Persons who respond to the collection of information contained in this form are not required to respond unless the form displays a currently valid OMB Number.

FAQ

What insider transaction did Travelers (TRV) disclose for director Todd C. Schermerhorn?

Todd C. Schermerhorn received 729 deferred stock units of Travelers common stock on February 3, 2026 at $288.23 per unit. This award was made under the company’s stock incentive and deferred compensation plans for non-employee directors and is reported as directly owned.
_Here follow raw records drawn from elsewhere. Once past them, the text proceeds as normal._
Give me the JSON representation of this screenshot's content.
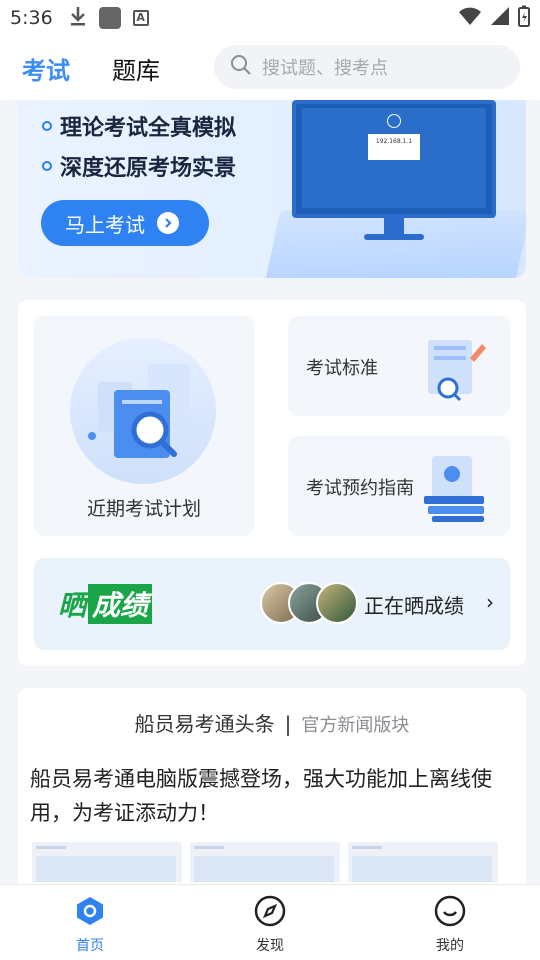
{
  "status_bar": {
    "time": "5:36",
    "icons": [
      "download-icon",
      "app-icon",
      "a-icon",
      "wifi-icon",
      "signal-icon",
      "battery-icon"
    ]
  },
  "header": {
    "tabs": [
      {
        "label": "考试",
        "active": true
      },
      {
        "label": "题库",
        "active": false
      }
    ],
    "search_placeholder": "搜试题、搜考点"
  },
  "banner": {
    "lines": [
      "理论考试全真模拟",
      "深度还原考场实景"
    ],
    "button_label": "马上考试",
    "monitor": {
      "ip": "192.168.1.1"
    }
  },
  "cards": {
    "plan_label": "近期考试计划",
    "standard_label": "考试标准",
    "guide_label": "考试预约指南"
  },
  "score": {
    "logo_part1": "晒",
    "logo_part2": "成绩",
    "text": "正在晒成绩",
    "chevron": "›"
  },
  "news": {
    "title": "船员易考通头条",
    "separator": "|",
    "subtitle": "官方新闻版块",
    "headline": "船员易考通电脑版震撼登场，强大功能加上离线使用，为考证添动力！"
  },
  "bottom_nav": [
    {
      "label": "首页",
      "icon": "home-icon",
      "active": true
    },
    {
      "label": "发现",
      "icon": "compass-icon",
      "active": false
    },
    {
      "label": "我的",
      "icon": "smile-icon",
      "active": false
    }
  ],
  "colors": {
    "accent": "#2f82f2",
    "score_green": "#1aa548"
  }
}
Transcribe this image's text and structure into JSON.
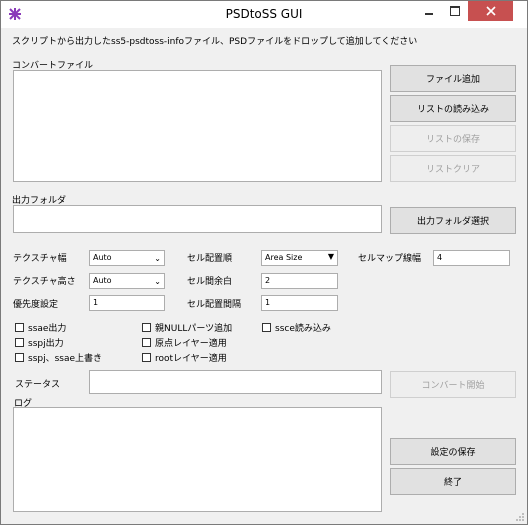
{
  "window": {
    "title": "PSDtoSS GUI"
  },
  "instruction": "スクリプトから出力したss5-psdtoss-infoファイル、PSDファイルをドロップして追加してください",
  "convert_files": {
    "label": "コンバートファイル"
  },
  "buttons": {
    "add_file": "ファイル追加",
    "load_list": "リストの読み込み",
    "save_list": "リストの保存",
    "clear_list": "リストクリア",
    "select_output": "出力フォルダ選択",
    "convert_start": "コンバート開始",
    "save_settings": "設定の保存",
    "exit": "終了"
  },
  "output_folder": {
    "label": "出力フォルダ",
    "value": ""
  },
  "settings": {
    "texture_width": {
      "label": "テクスチャ幅",
      "value": "Auto"
    },
    "texture_height": {
      "label": "テクスチャ高さ",
      "value": "Auto"
    },
    "priority": {
      "label": "優先度設定",
      "value": "1"
    },
    "cell_order": {
      "label": "セル配置順",
      "value": "Area Size"
    },
    "cell_margin": {
      "label": "セル間余白",
      "value": "2"
    },
    "cell_spacing": {
      "label": "セル配置間隔",
      "value": "1"
    },
    "cellmap_line_width": {
      "label": "セルマップ線幅",
      "value": "4"
    }
  },
  "checkboxes": {
    "ssae_output": "ssae出力",
    "sspj_output": "sspj出力",
    "overwrite": "sspj、ssae上書き",
    "parent_null": "親NULLパーツ追加",
    "origin_layer": "原点レイヤー適用",
    "root_layer": "rootレイヤー適用",
    "ssce_read": "ssce読み込み"
  },
  "status": {
    "label": "ステータス",
    "value": ""
  },
  "log": {
    "label": "ログ"
  },
  "colors": {
    "close_button": "#c75050",
    "app_icon": "#8a3ab9"
  }
}
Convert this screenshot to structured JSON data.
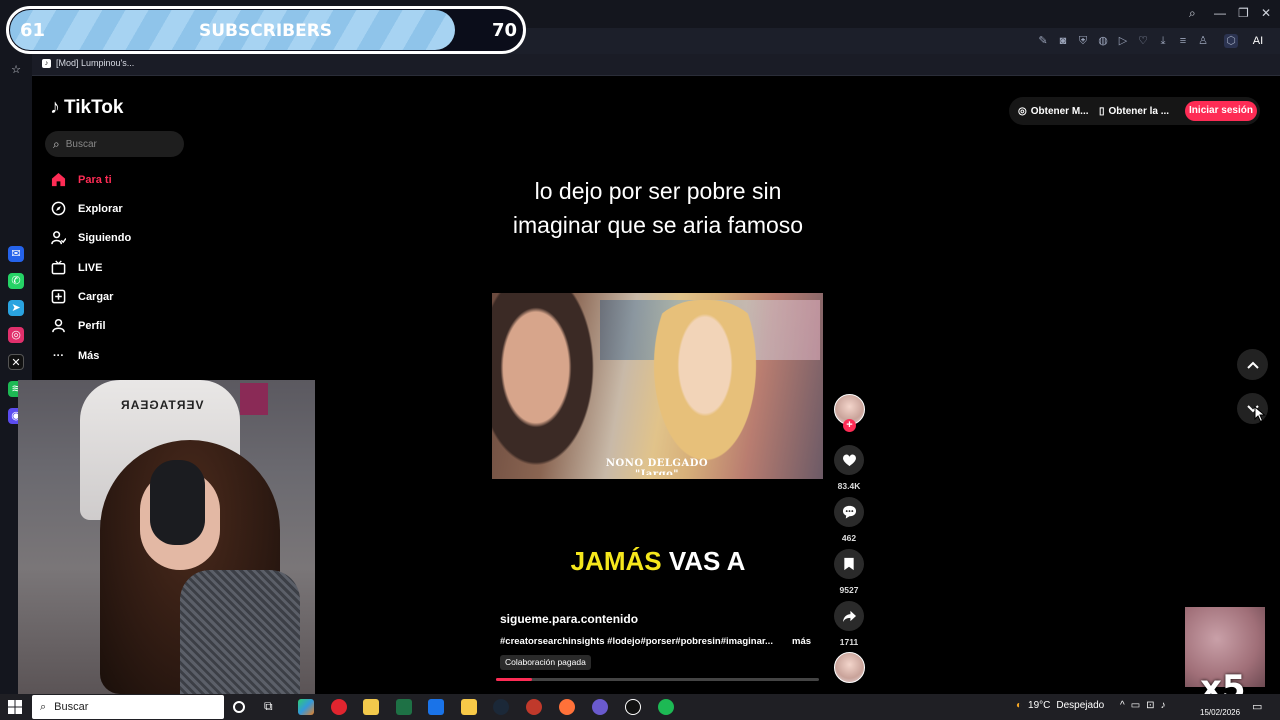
{
  "overlay": {
    "sub_current": "61",
    "sub_label": "SUBSCRIBERS",
    "sub_goal": "70",
    "progress": 0.87
  },
  "browser": {
    "bookmark_tab": "[Mod] Lumpinou's...",
    "ai_label": "AI"
  },
  "tiktok": {
    "logo": "TikTok",
    "search_placeholder": "Buscar",
    "nav": [
      "Para ti",
      "Explorar",
      "Siguiendo",
      "LIVE",
      "Cargar",
      "Perfil",
      "Más"
    ],
    "top_buttons": {
      "get_coins": "Obtener M...",
      "get_app": "Obtener la ...",
      "login": "Iniciar sesión"
    }
  },
  "video": {
    "caption": "lo dejo por ser pobre sin imaginar que se aria famoso",
    "watermark_line1": "NONO DELGADO",
    "watermark_line2": "\"Iargo\"",
    "subtitle_highlight": "JAMÁS",
    "subtitle_rest": "VAS A",
    "username": "sigueme.para.contenido",
    "hashtags": "#creatorsearchinsights #lodejo#porser#pobresin#imaginar...",
    "more": "más",
    "collab": "Colaboración pagada",
    "progress": 0.11
  },
  "actions": {
    "likes": "83.4K",
    "comments": "462",
    "saves": "9527",
    "shares": "1711"
  },
  "webcam": {
    "chair_text": "VERTAGEAR"
  },
  "corner": {
    "speed": "x5"
  },
  "taskbar": {
    "search": "Buscar",
    "temp": "19°C",
    "weather": "Despejado",
    "date": "15/02/2026"
  },
  "colors": {
    "tiktok_red": "#fe2c55",
    "highlight_yellow": "#f5e71c"
  }
}
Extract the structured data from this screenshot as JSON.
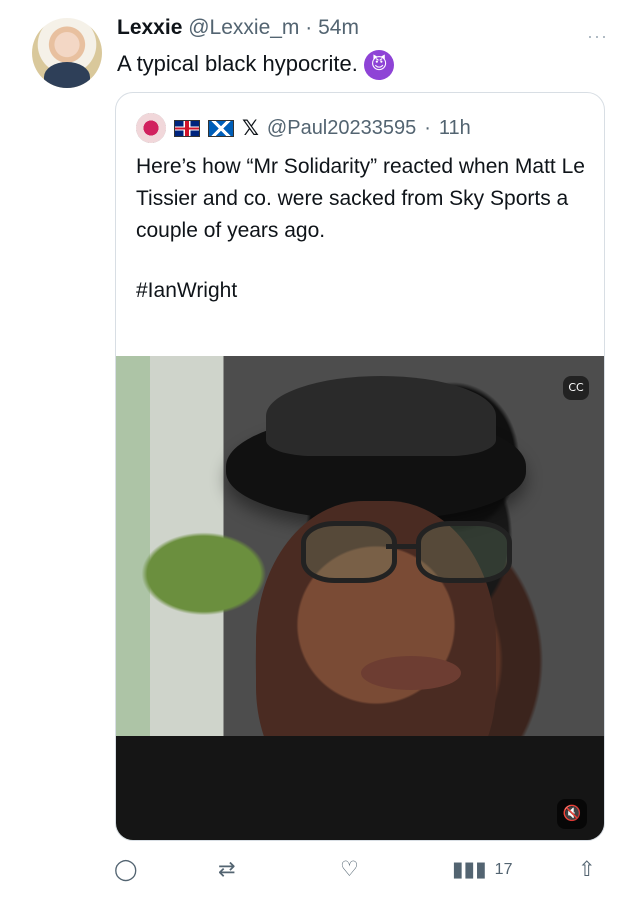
{
  "post": {
    "name": "Lexxie",
    "handle": "@Lexxie_m",
    "dot": " · ",
    "time": "54m",
    "text": "A typical black hypocrite.",
    "more": "···"
  },
  "quote": {
    "handle": "@Paul20233595",
    "dot": " · ",
    "time": "11h",
    "text": "Here’s how “Mr Solidarity” reacted when Matt Le Tissier and co. were sacked from Sky Sports a couple of years ago.",
    "hashtag": "#IanWright"
  },
  "video": {
    "cc_label": "CC",
    "mute_label": "🔇"
  },
  "actions": {
    "reply": "◯",
    "retweet": "⇄",
    "like": "♡",
    "views_icon": "▮▮▮",
    "views_count": "17",
    "share": "⇧"
  }
}
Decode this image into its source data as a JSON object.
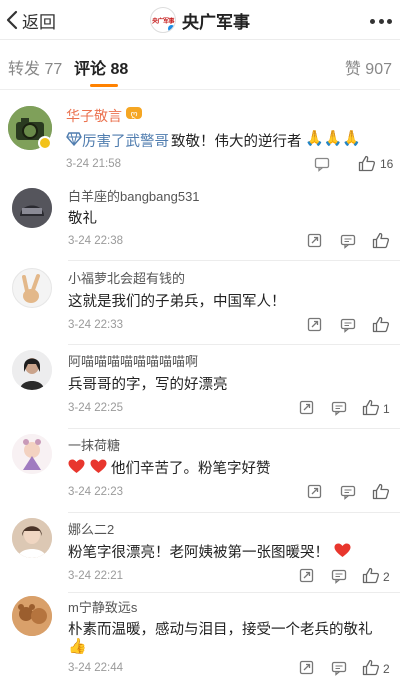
{
  "header": {
    "back_label": "返回",
    "title": "央广军事",
    "logo_text": "央广军事"
  },
  "tabs": {
    "repost": "转发 77",
    "comment": "评论 88",
    "like": "赞 907"
  },
  "comments": [
    {
      "user": "华子敬言",
      "text_link": "厉害了武警哥",
      "text_rest": "致敬！伟大的逆行者",
      "time": "3-24 21:58",
      "likes": "16"
    },
    {
      "user": "白羊座的bangbang531",
      "text": "敬礼",
      "time": "3-24 22:38",
      "likes": ""
    },
    {
      "user": "小福萝北会超有钱的",
      "text": "这就是我们的子弟兵，中国军人！",
      "time": "3-24 22:33",
      "likes": ""
    },
    {
      "user": "阿喵喵喵喵喵喵喵喵啊",
      "text": "兵哥哥的字，写的好漂亮",
      "time": "3-24 22:25",
      "likes": "1"
    },
    {
      "user": "一抹荷糖",
      "text": "他们辛苦了。粉笔字好赞",
      "time": "3-24 22:23",
      "likes": ""
    },
    {
      "user": "娜么二2",
      "text": "粉笔字很漂亮！老阿姨被第一张图暖哭！",
      "time": "3-24 22:21",
      "likes": "2"
    },
    {
      "user": "m宁静致远s",
      "text": "朴素而温暖，感动与泪目，接受一个老兵的敬礼",
      "time": "3-24 22:44",
      "likes": "2"
    }
  ],
  "colors": {
    "accent": "#ff8200",
    "link": "#507daf",
    "vip_name": "#eb7350",
    "heart": "#e8362d"
  }
}
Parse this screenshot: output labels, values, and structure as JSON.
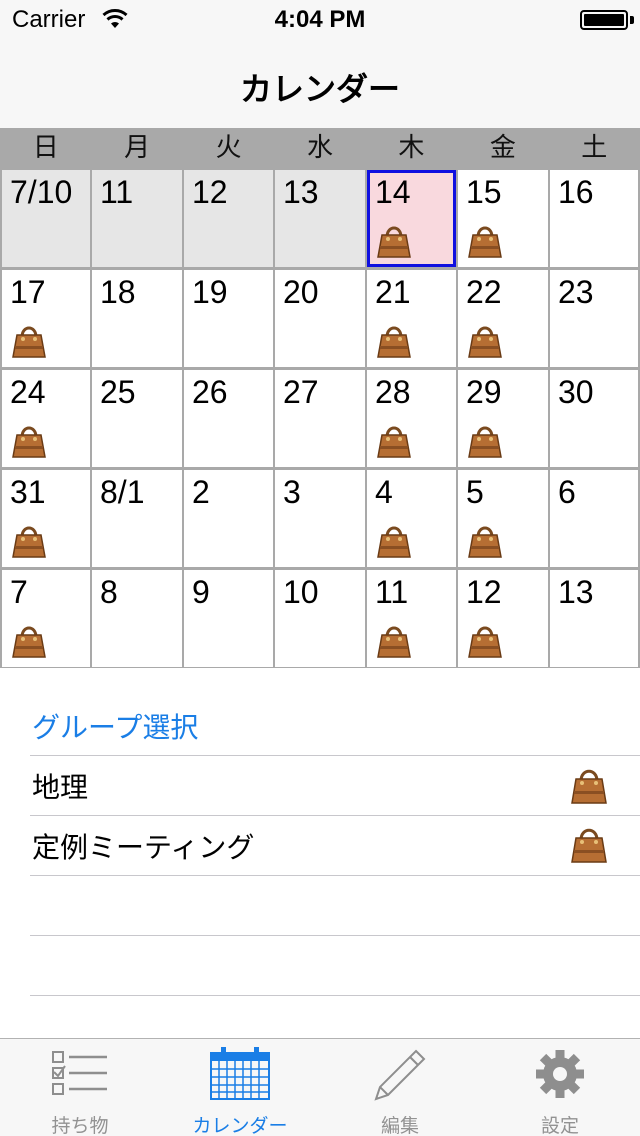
{
  "status": {
    "carrier": "Carrier",
    "time": "4:04 PM"
  },
  "nav": {
    "title": "カレンダー"
  },
  "weekdays": [
    "日",
    "月",
    "火",
    "水",
    "木",
    "金",
    "土"
  ],
  "calendar": {
    "weeks": [
      [
        {
          "label": "7/10",
          "state": "past",
          "bag": false
        },
        {
          "label": "11",
          "state": "past",
          "bag": false
        },
        {
          "label": "12",
          "state": "past",
          "bag": false
        },
        {
          "label": "13",
          "state": "past",
          "bag": false
        },
        {
          "label": "14",
          "state": "today",
          "bag": true
        },
        {
          "label": "15",
          "state": "",
          "bag": true
        },
        {
          "label": "16",
          "state": "",
          "bag": false
        }
      ],
      [
        {
          "label": "17",
          "state": "",
          "bag": true
        },
        {
          "label": "18",
          "state": "",
          "bag": false
        },
        {
          "label": "19",
          "state": "",
          "bag": false
        },
        {
          "label": "20",
          "state": "",
          "bag": false
        },
        {
          "label": "21",
          "state": "",
          "bag": true
        },
        {
          "label": "22",
          "state": "",
          "bag": true
        },
        {
          "label": "23",
          "state": "",
          "bag": false
        }
      ],
      [
        {
          "label": "24",
          "state": "",
          "bag": true
        },
        {
          "label": "25",
          "state": "",
          "bag": false
        },
        {
          "label": "26",
          "state": "",
          "bag": false
        },
        {
          "label": "27",
          "state": "",
          "bag": false
        },
        {
          "label": "28",
          "state": "",
          "bag": true
        },
        {
          "label": "29",
          "state": "",
          "bag": true
        },
        {
          "label": "30",
          "state": "",
          "bag": false
        }
      ],
      [
        {
          "label": "31",
          "state": "",
          "bag": true
        },
        {
          "label": "8/1",
          "state": "",
          "bag": false
        },
        {
          "label": "2",
          "state": "",
          "bag": false
        },
        {
          "label": "3",
          "state": "",
          "bag": false
        },
        {
          "label": "4",
          "state": "",
          "bag": true
        },
        {
          "label": "5",
          "state": "",
          "bag": true
        },
        {
          "label": "6",
          "state": "",
          "bag": false
        }
      ],
      [
        {
          "label": "7",
          "state": "",
          "bag": true
        },
        {
          "label": "8",
          "state": "",
          "bag": false
        },
        {
          "label": "9",
          "state": "",
          "bag": false
        },
        {
          "label": "10",
          "state": "",
          "bag": false
        },
        {
          "label": "11",
          "state": "",
          "bag": true
        },
        {
          "label": "12",
          "state": "",
          "bag": true
        },
        {
          "label": "13",
          "state": "",
          "bag": false
        }
      ]
    ]
  },
  "groups": {
    "title": "グループ選択",
    "items": [
      {
        "label": "地理",
        "icon": "handbag-icon"
      },
      {
        "label": "定例ミーティング",
        "icon": "handbag-icon"
      }
    ]
  },
  "tabs": [
    {
      "label": "持ち物",
      "icon": "checklist-icon",
      "active": false
    },
    {
      "label": "カレンダー",
      "icon": "calendar-icon",
      "active": true
    },
    {
      "label": "編集",
      "icon": "pencil-icon",
      "active": false
    },
    {
      "label": "設定",
      "icon": "gear-icon",
      "active": false
    }
  ],
  "colors": {
    "accent": "#1a7ee6",
    "today_fill": "#f9d9de",
    "today_border": "#1010e0",
    "past_fill": "#e6e6e6",
    "grid_line": "#a9a9a9"
  }
}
How many Travelers (TRV) shares does director Todd C. Schermerhorn now beneficially own?

Following the reported award, Todd C. Schermerhorn beneficially owns 14,265.89 deferred stock units of Travelers common stock. This total includes units accumulated from prior grants as well as 211.97 units acquired since February 4, 2025 through dividend reinvestment under the deferred compensation plan.

What are deferred stock units in the Travelers (TRV) non-employee director plan?

Deferred stock units are bookkeeping entries that track the right to receive Travelers common shares in the future. Under the non-employee director plan, each deferred unit converts one-for-one into common stock, with distribution after a director’s service ends, either in a lump sum or scheduled annual installments.

When will Todd C. Schermerhorn receive Travelers (TRV) shares from these deferred stock units?

The deferred stock units convert into Travelers common shares upon distribution after his board service ends. Distribution occurs, at his election, either in a lump sum or in annual installments beginning at least six months after termination of service, as provided in the Deferred Compensation Plan for Non-Employee Directors.

How were additional deferred stock units accumulated for the Travelers (TRV) director?

The filing notes that 211.97 deferred stock units were added since February 4, 2025 via dividend reinvestment. Under the Deferred Compensation Plan for Non-Employee Directors, cash dividends that would be paid on underlying shares are reinvested into additional deferred stock units credited to the director’s account.